DMD is a recessive X-linked form of muscular dystrophy, which results in muscle degeneration, difficulty walking, breathing and ultimately death. Diagnosis typically occurs between the ages of 2 and 5 with progressive weakness leading to a loss of ambulation in the pre-teen to teenage years. Though DMD affects approximately 15,000 boys in the United States, there are currently no approved therapies for the disease in the U.S.

The deflazacort NDA is expected to be submitted in the first quarter of 2016 and will be subject to review by the FDA. If approved, deflazacort is expected to be made commercially available in the US in the first quarter of 2017. The FDA previously granted Fast Track status and Orphan Drug designation for deflazacort for the treatment of patients with DMD.

Marathon has requested authorisation from the FDA to provide deflazacort as an investigational drug to qualified patients with DMD at no cost, through an expanded access program (EAP). FDA indicated that it may formally authorise this programme pending a full review of the EAP protocol. If the programme is authorised by FDA, doctors will be able to enroll qualified patients to receive this investigational medication beginning in September 2015.
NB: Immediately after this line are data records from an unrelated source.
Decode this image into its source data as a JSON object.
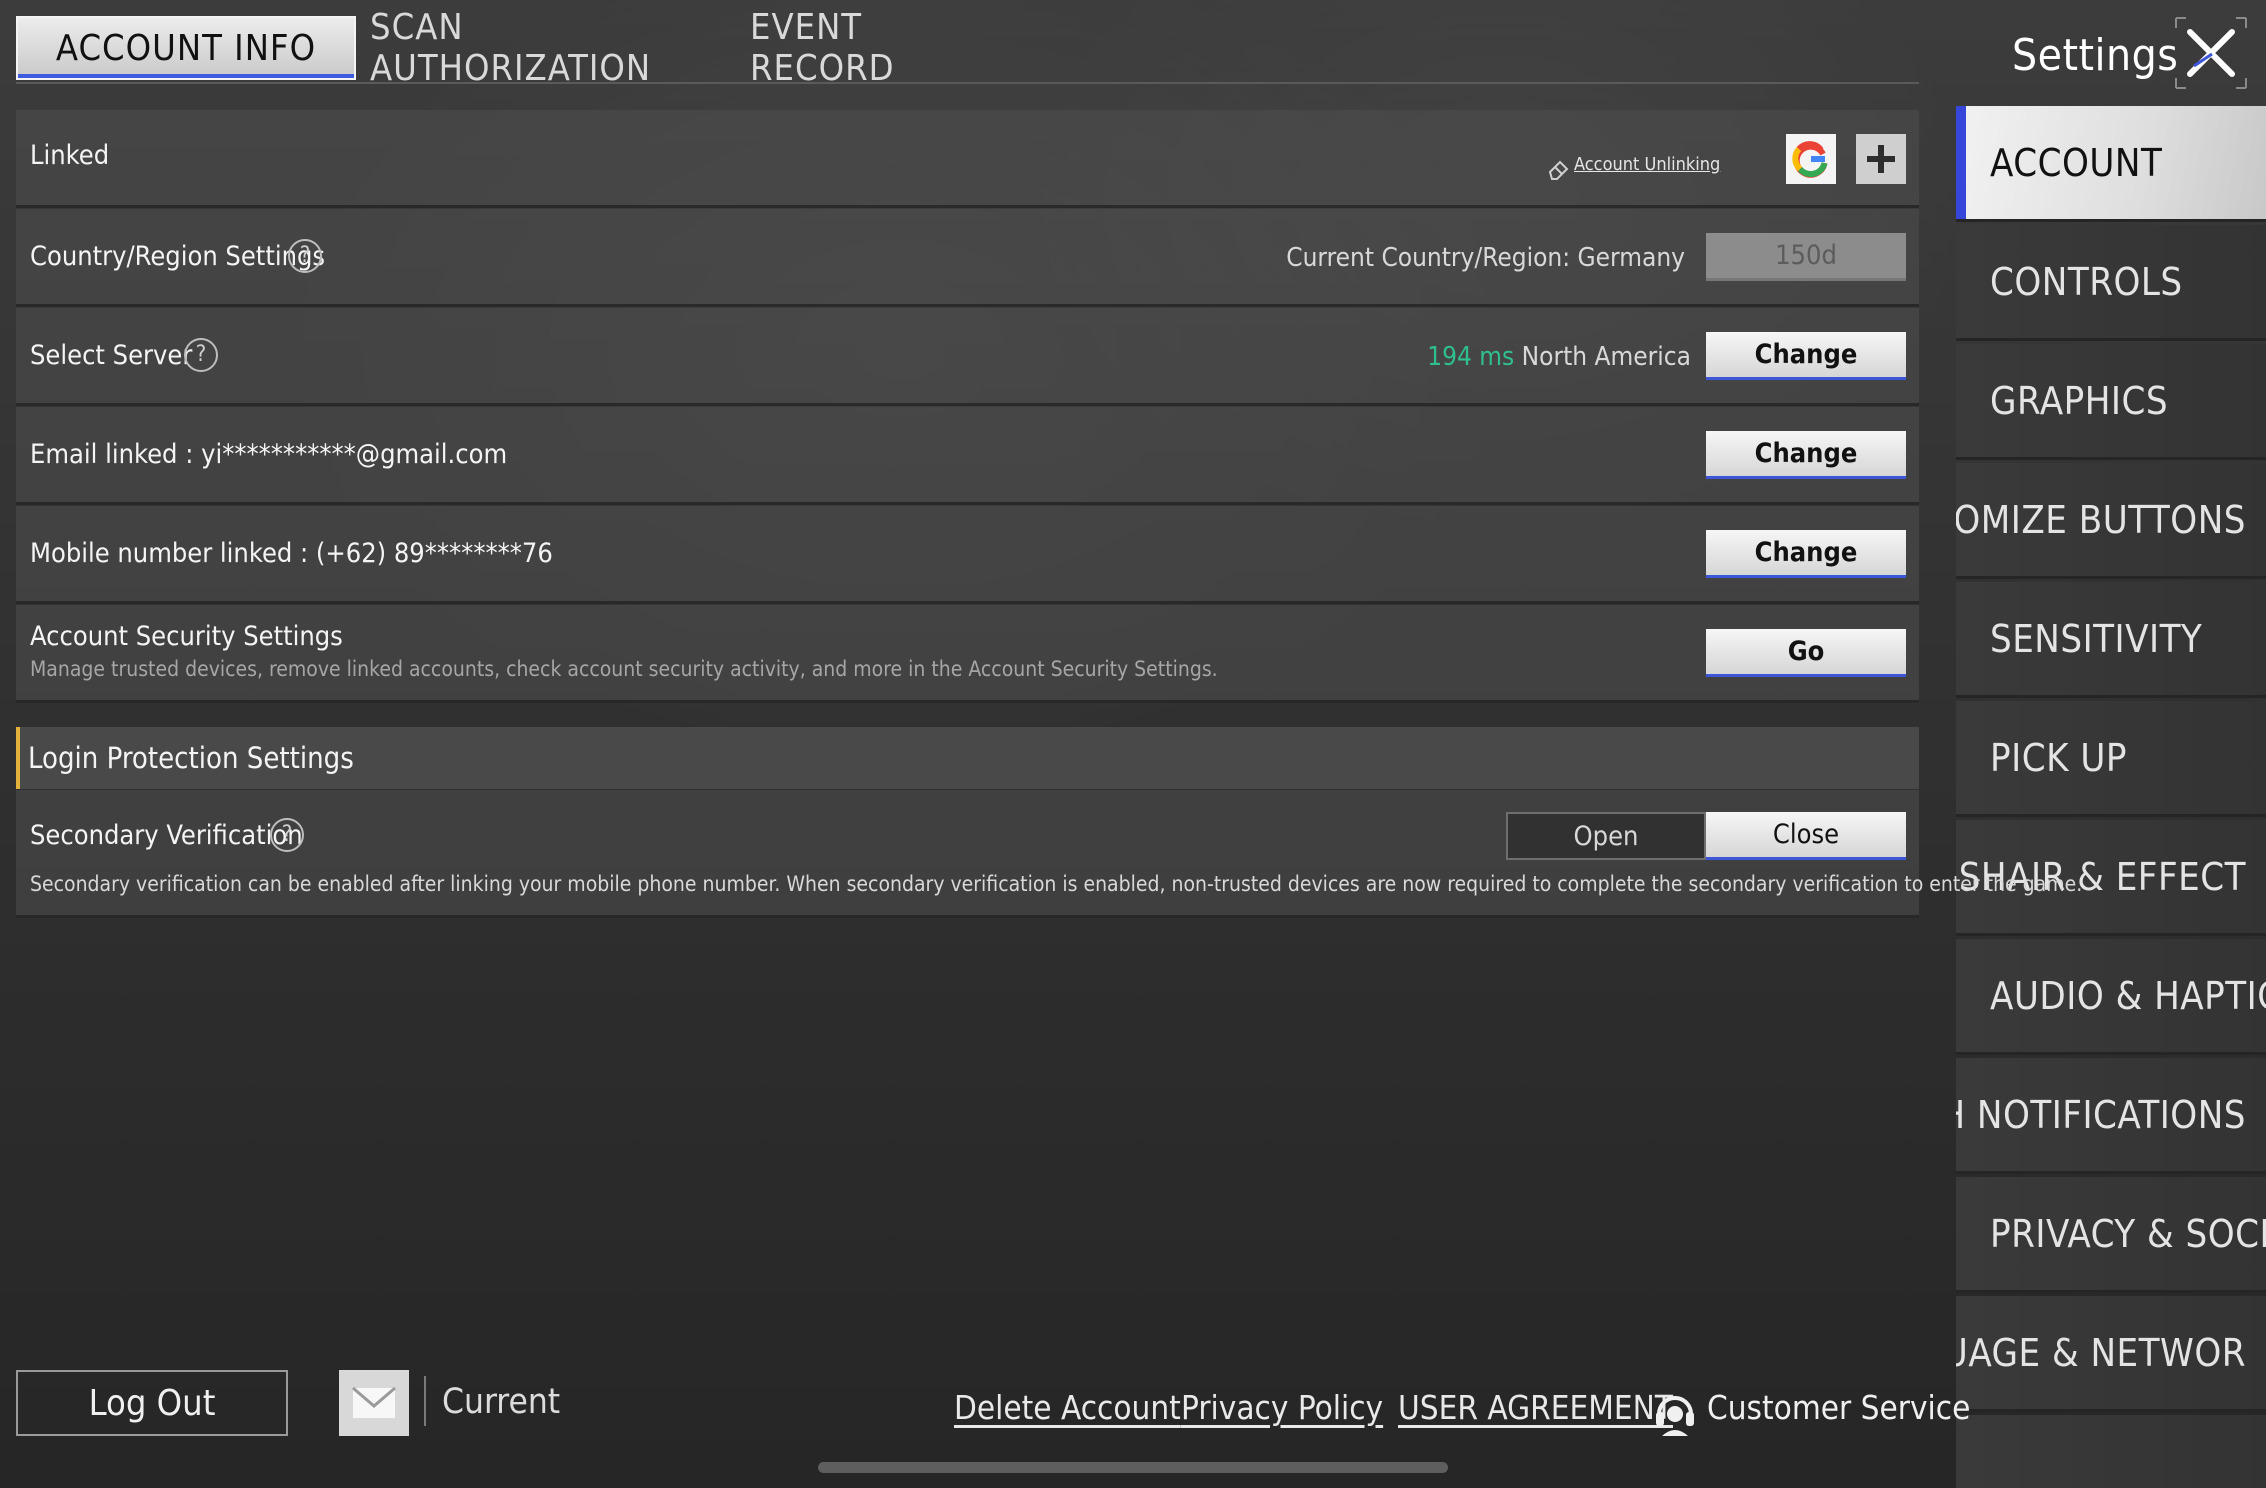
{
  "tabs": [
    {
      "label": "ACCOUNT INFO",
      "active": true
    },
    {
      "label": "SCAN AUTHORIZATION",
      "active": false
    },
    {
      "label": "EVENT RECORD",
      "active": false
    }
  ],
  "header": {
    "title": "Settings",
    "close_icon": "close-x-icon"
  },
  "sidebar": {
    "items": [
      {
        "label": "ACCOUNT",
        "active": true
      },
      {
        "label": "CONTROLS",
        "active": false
      },
      {
        "label": "GRAPHICS",
        "active": false
      },
      {
        "label": "ISTOMIZE BUTTONS",
        "active": false
      },
      {
        "label": "SENSITIVITY",
        "active": false
      },
      {
        "label": "PICK UP",
        "active": false
      },
      {
        "label": "ROSSHAIR & EFFECT",
        "active": false
      },
      {
        "label": "AUDIO & HAPTICS",
        "active": false
      },
      {
        "label": "ISH NOTIFICATIONS",
        "active": false
      },
      {
        "label": "PRIVACY & SOCIAL",
        "active": false
      },
      {
        "label": "NGUAGE & NETWOR",
        "active": false
      }
    ]
  },
  "linked": {
    "label": "Linked",
    "unlinking_label": "Account Unlinking",
    "unlinking_icon": "eraser-icon",
    "google_icon": "google-logo-icon",
    "add_icon": "plus-icon"
  },
  "country": {
    "label": "Country/Region Settings",
    "help_icon": "?",
    "current": "Current Country/Region: Germany",
    "button": "150d"
  },
  "server": {
    "label": "Select Server",
    "help_icon": "?",
    "ping": "194 ms",
    "ping_color": "#2fbf8f",
    "region": "North America",
    "button": "Change"
  },
  "email": {
    "label": "Email linked : yi***********@gmail.com",
    "button": "Change"
  },
  "mobile": {
    "label": "Mobile number linked : (+62) 89********76",
    "button": "Change"
  },
  "security": {
    "label": "Account Security Settings",
    "description": "Manage trusted devices, remove linked accounts, check account security activity, and more in the Account Security Settings.",
    "button": "Go"
  },
  "login_protection": {
    "title": "Login Protection Settings",
    "accent_color": "#e2b23a"
  },
  "secondary": {
    "label": "Secondary Verification",
    "help_icon": "?",
    "description": "Secondary verification can be enabled after linking your mobile phone number. When secondary verification is enabled, non-trusted devices are now required to complete the secondary verification to enter the game.",
    "options": [
      {
        "label": "Open",
        "selected": false
      },
      {
        "label": "Close",
        "selected": true
      }
    ]
  },
  "footer": {
    "logout": "Log Out",
    "mail_icon": "envelope-icon",
    "current": "Current",
    "links": [
      "Delete Account",
      "Privacy Policy",
      "USER AGREEMENT"
    ],
    "customer_service": "Customer Service",
    "customer_service_icon": "headset-icon"
  },
  "colors": {
    "accent_blue": "#3546d9",
    "ping_green": "#2fbf8f",
    "section_gold": "#e2b23a"
  }
}
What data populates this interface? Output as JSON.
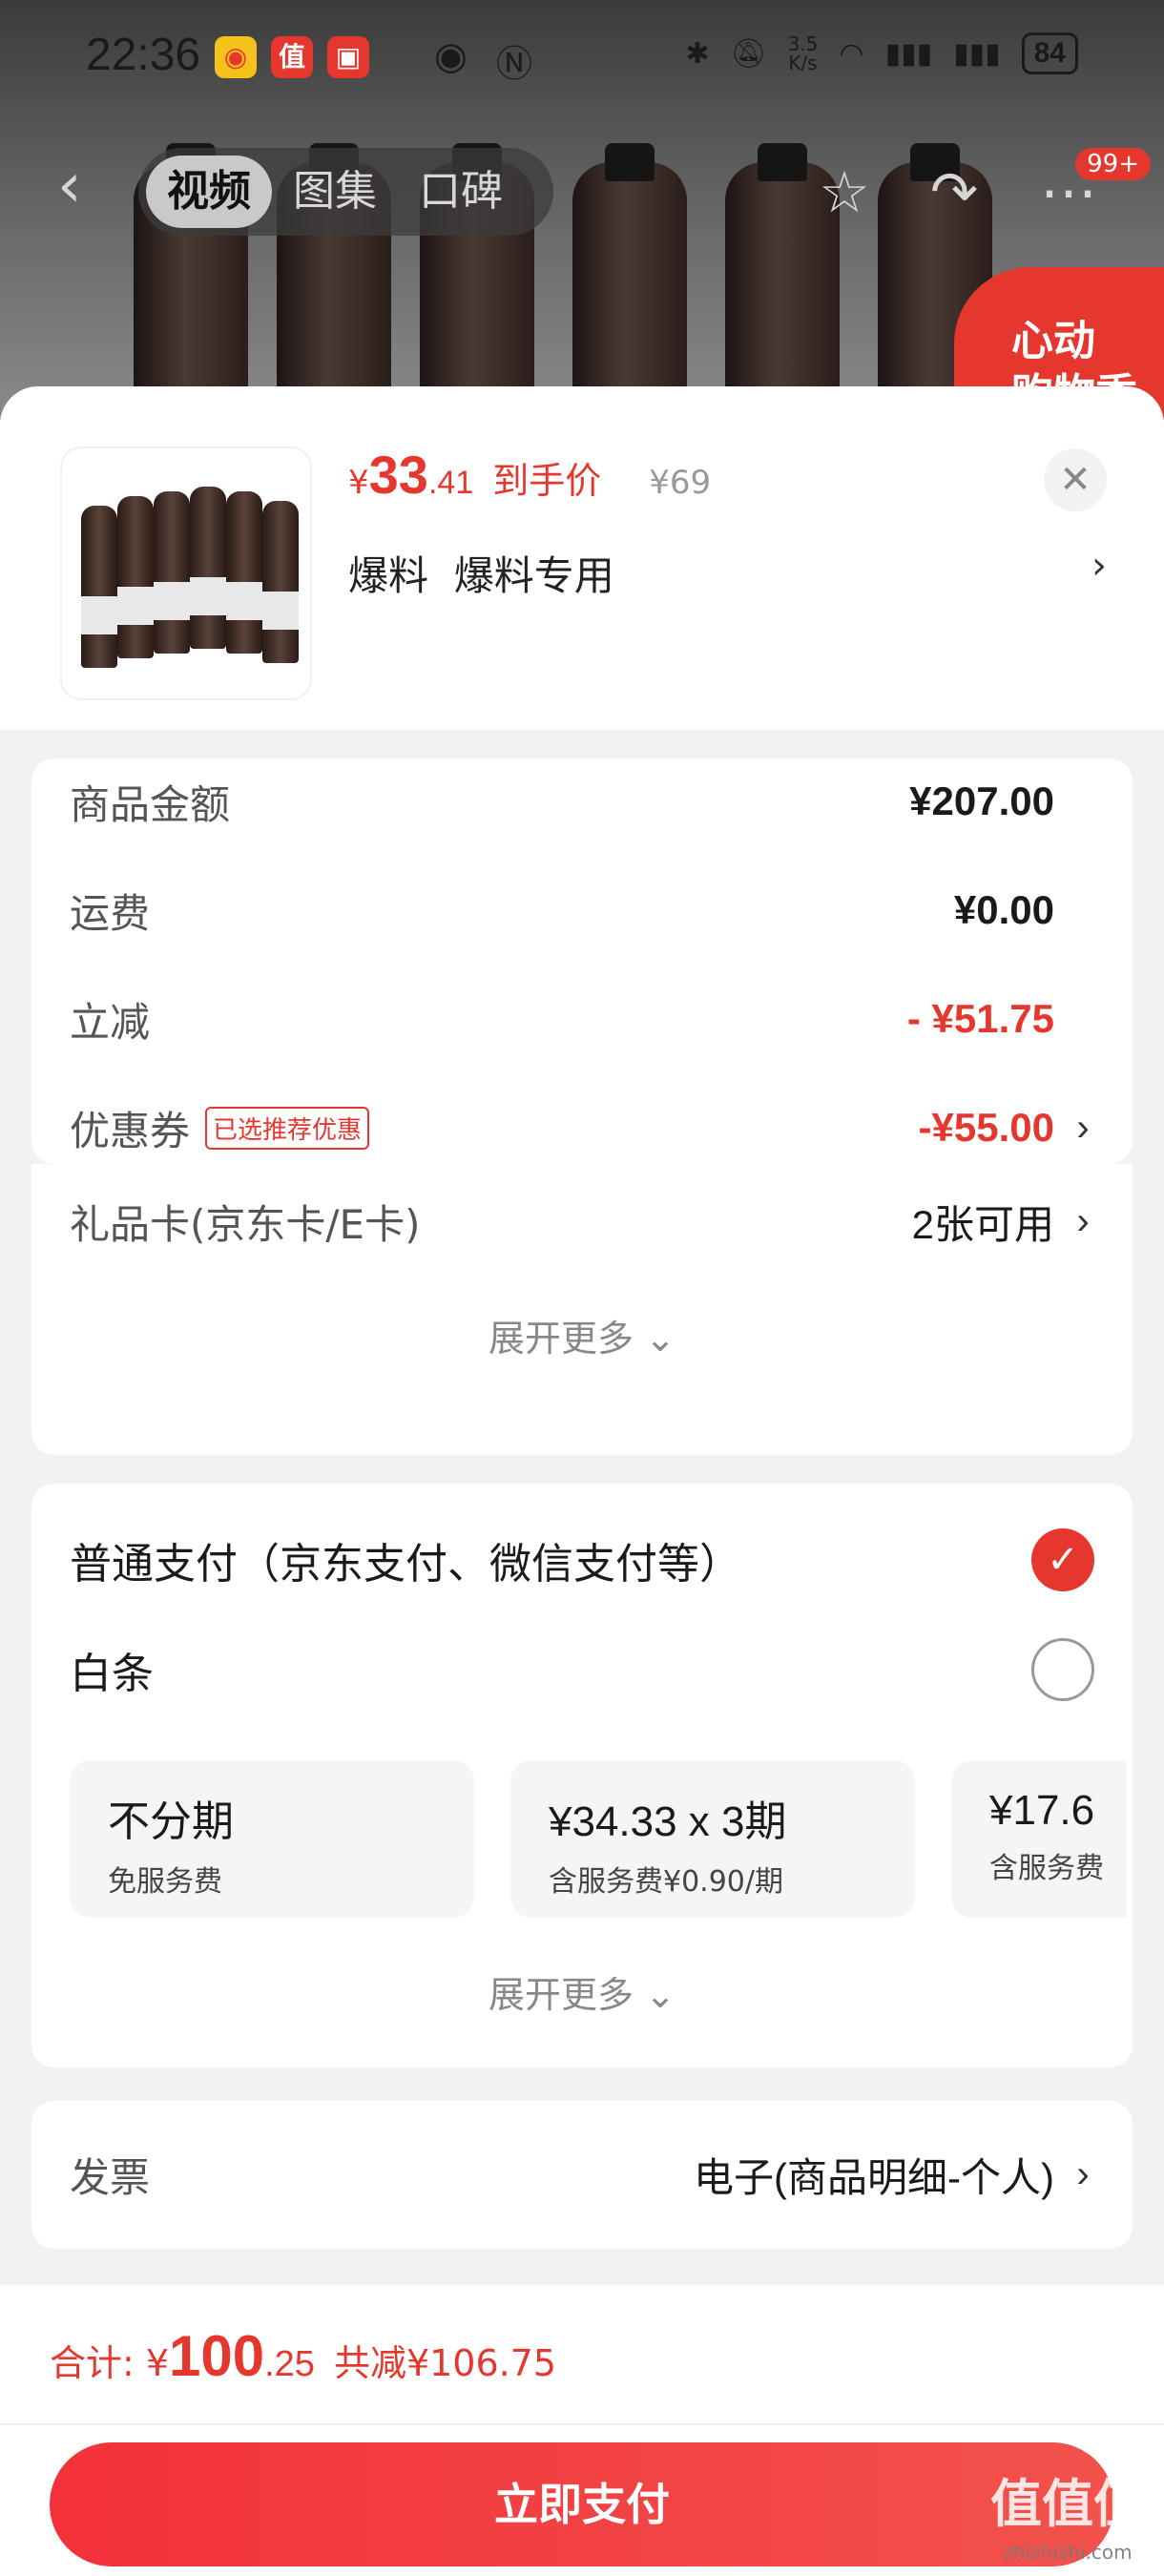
{
  "statusbar": {
    "time": "22:36",
    "net_speed": "3.5\nK/s",
    "battery": "84"
  },
  "nav": {
    "tabs": [
      "视频",
      "图集",
      "口碑"
    ],
    "badge": "99+",
    "promo_text": "心动\n购物季"
  },
  "product": {
    "price_yen": "¥",
    "price_int": "33",
    "price_dec": ".41",
    "price_label": "到手价",
    "original_price": "¥69",
    "spec": "爆料  爆料专用"
  },
  "summary": {
    "rows": [
      {
        "label": "商品金额",
        "value": "¥207.00"
      },
      {
        "label": "运费",
        "value": "¥0.00"
      },
      {
        "label": "立减",
        "value": "- ¥51.75"
      },
      {
        "label": "优惠券",
        "tag": "已选推荐优惠",
        "value": "-¥55.00"
      },
      {
        "label": "礼品卡(京东卡/E卡)",
        "value": "2张可用"
      }
    ],
    "expand": "展开更多"
  },
  "payment": {
    "options": [
      {
        "label": "普通支付（京东支付、微信支付等）",
        "selected": true
      },
      {
        "label": "白条",
        "selected": false
      }
    ],
    "plans": [
      {
        "title": "不分期",
        "sub": "免服务费"
      },
      {
        "title": "¥34.33 x 3期",
        "sub": "含服务费¥0.90/期"
      },
      {
        "title": "¥17.6",
        "sub": "含服务费"
      }
    ],
    "expand": "展开更多"
  },
  "invoice": {
    "label": "发票",
    "value": "电子(商品明细-个人)"
  },
  "footer": {
    "total_label": "合计:",
    "total_yen": "¥",
    "total_int": "100",
    "total_dec": ".25",
    "saved": "共减¥106.75",
    "pay_button": "立即支付"
  },
  "watermark": {
    "text": "值值值",
    "sub": "zhizhizhi.com"
  },
  "colors": {
    "accent": "#e6372f",
    "background": "#f2f2f2"
  }
}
The development of deflazacort is part of a broader effort by Marathon to provide new treatment options for patients with DMD and other rare diseases. Additionally, Marathon is developing a national precision medicine program in partnership with leading patient advocacy, research and commercial organisations to accelerate research on treatments for DMD. This effort will launch in the first quarter of 2016.

Deflazacort is a glucocorticoid with anti-inflammatory and immunosuppressant properties. Based on published clinical studies, it appears that deflazacort may be an important new treatment option for patients with DMD. Side effects reported to date include cushingoid appearance, hirsutism, weight gain, erythema, nasopharyngitis, irritability and cataract formation.

Deflazacort is currently not approved in the US but is available outside the US for many approved uses not including DMD. The FDA previously granted Fast Track status and Orphan Drug designation for deflazacort for the treatment of patients with DMD.

DMD occurs as a result of mutations (mainly deletions) in the dystrophin gene. These mutations lead to an absence of or defect in the protein dystrophin, which results in progressive muscle degeneration. The incidence is approximately 1 in 3,500 live male births. There is currently no cure for DMD. Treatment is generally aimed at controlling symptoms to maximise the quality of life.